I campaigned at the last general election for a fairer, more balanced tax system. I’ve long thought it unfair and economically perverse to give bigger tax breaks to speculators than employees. It sounded like a bit of spin but it was really the case that a City trader could pay a lower effective rate of tax than the person who cleaned his office. That was the tax system left to the Coalition Government by Gordon Brown.
The last Labour government didn’t just drift into an unfair tax system. Nor was it a result of the financial crash during their last two years in office. It was by design. Blair and Brown promised to hold down taxes for the rich. They kept the top rate of income tax at 40%, the rate set by Nigel Lawson in 1988. But they slashed capital gains tax from 40% to 18%. I often taunt Labour MPs with Mandelson’s assertion that New Labour was “intensely relaxed about people getting filthy rich” and usually stop there. To be fair, he went on to say “as long as they pay their taxes.” Taxes, that is, which were held down by his government and a tax system that was somewhat leaky. For thirteen years Labour refused to introduce a general anti-avoidance rule.

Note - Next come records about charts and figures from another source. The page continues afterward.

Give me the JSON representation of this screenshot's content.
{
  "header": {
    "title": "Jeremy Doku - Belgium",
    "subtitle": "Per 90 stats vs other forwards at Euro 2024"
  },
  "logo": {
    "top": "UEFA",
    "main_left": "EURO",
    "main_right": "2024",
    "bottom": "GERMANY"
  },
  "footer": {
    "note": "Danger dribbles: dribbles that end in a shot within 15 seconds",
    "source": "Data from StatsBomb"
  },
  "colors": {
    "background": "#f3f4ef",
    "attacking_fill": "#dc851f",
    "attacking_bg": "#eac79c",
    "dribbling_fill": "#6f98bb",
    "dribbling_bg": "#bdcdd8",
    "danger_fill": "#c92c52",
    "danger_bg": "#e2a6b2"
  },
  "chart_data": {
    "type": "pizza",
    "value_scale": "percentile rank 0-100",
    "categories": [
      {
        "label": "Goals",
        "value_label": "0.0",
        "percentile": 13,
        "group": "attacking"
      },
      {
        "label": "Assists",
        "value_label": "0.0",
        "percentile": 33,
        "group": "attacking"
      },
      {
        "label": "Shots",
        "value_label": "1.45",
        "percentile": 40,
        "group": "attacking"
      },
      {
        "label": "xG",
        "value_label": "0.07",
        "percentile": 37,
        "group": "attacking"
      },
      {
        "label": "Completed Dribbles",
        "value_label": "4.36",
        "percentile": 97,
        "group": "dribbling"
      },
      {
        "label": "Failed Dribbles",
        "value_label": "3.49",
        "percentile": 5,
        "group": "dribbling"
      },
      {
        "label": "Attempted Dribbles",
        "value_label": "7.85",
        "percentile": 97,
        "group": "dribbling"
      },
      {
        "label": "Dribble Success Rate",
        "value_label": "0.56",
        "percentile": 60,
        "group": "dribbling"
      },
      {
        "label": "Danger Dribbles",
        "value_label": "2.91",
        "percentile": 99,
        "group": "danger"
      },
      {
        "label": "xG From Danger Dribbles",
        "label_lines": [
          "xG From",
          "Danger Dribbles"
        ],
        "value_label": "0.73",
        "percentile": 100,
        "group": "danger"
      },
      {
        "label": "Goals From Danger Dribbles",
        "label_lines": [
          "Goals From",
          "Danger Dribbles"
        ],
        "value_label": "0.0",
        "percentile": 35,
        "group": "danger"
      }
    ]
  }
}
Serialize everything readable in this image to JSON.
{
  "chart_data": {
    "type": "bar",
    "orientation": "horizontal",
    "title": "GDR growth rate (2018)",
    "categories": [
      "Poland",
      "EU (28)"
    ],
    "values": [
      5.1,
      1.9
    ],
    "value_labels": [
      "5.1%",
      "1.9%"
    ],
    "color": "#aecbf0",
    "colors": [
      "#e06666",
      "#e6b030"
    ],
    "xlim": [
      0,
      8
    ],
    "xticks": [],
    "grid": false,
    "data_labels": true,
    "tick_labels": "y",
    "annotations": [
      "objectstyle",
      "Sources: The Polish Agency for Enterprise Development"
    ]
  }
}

So what have the Liberal Democrats done in government? Well we made sure that our number one manifesto commitment, a £10,000 annual income tax allowance, was the fiscal priority in the Coalition Agreement. Each Budget has seen us get ever closer to the goal of giving everyone £10,000 of tax free pay. The next tax year starts in April, when the allowance will be £9,440 which means that someone will pay £600 less tax than when the Coalition came to office. A dual income household will receive a £1,200 tax cut, thanks to the Liberal Democrats.
I’m hopeful that we will hit the £10,000 allowance in April 2014. As chair of the Lib Dems’ Parliamentary Economic Affairs Committee, it’s top of the list of my Budget submissions to the Treasury.
But that’s not all. As well as giving a big tax break to low and middle earners we’ve made sure that the rich make their fair contribution to reducing the budget deficit. For the first three years of the Coalition we will have kept the 50% top rate of income tax, put in place by Alistair Darling a month before the 2010 general election. From April we will have put in place more effective taxes on the wealthy, bringing in more money. The tax rate will be 45%,broadly in line with most other major economies.
As well as a top rate higher than the one set by Labour for all bar 36 days of their time in office, we will have slashed the tax relief high earners get for contributions to their own pension funds. Under Labour a rich banker could put £250,000 into their fund and get tax relief. The new limit will be just £40,000. We’ve also introduced a new higher rate of stamp duty of 7% on house purchase over £2million. And we’ve slapped a big surcharge on houses held in trusts and companies, a form of tax avoidance that grew unchecked under Labour.
To tackle tax avoidance by both companies and rich individuals we’re putting in place a general anti-abuse rule. I’ve been raising the issue of international corporate tax avoidance for the last couple of years, calling for action by the EU and the OECD. The Coalition is now making combatting tax avoidance a major aim during our presidency this year of the G8. Corporate tax avoidance also harms developing countries. I’ve been working with Action Aid and Christian Aid to highlight these issues in Parliament.
Oh, and finally, we’ve increased capital gains tax to 28% so a city trader no longer pays less tax than the cleaner.
At just over half way through the Coalition these are significant achievements. Liberal Democrats in government have done much to achieve that fairer more balanced tax system that we all campaigned for in 2010. We’ve put more money in the pockets of ordinary families and taken more off the wealthiest. A record to be proud of and something we should shout about from the rooftops.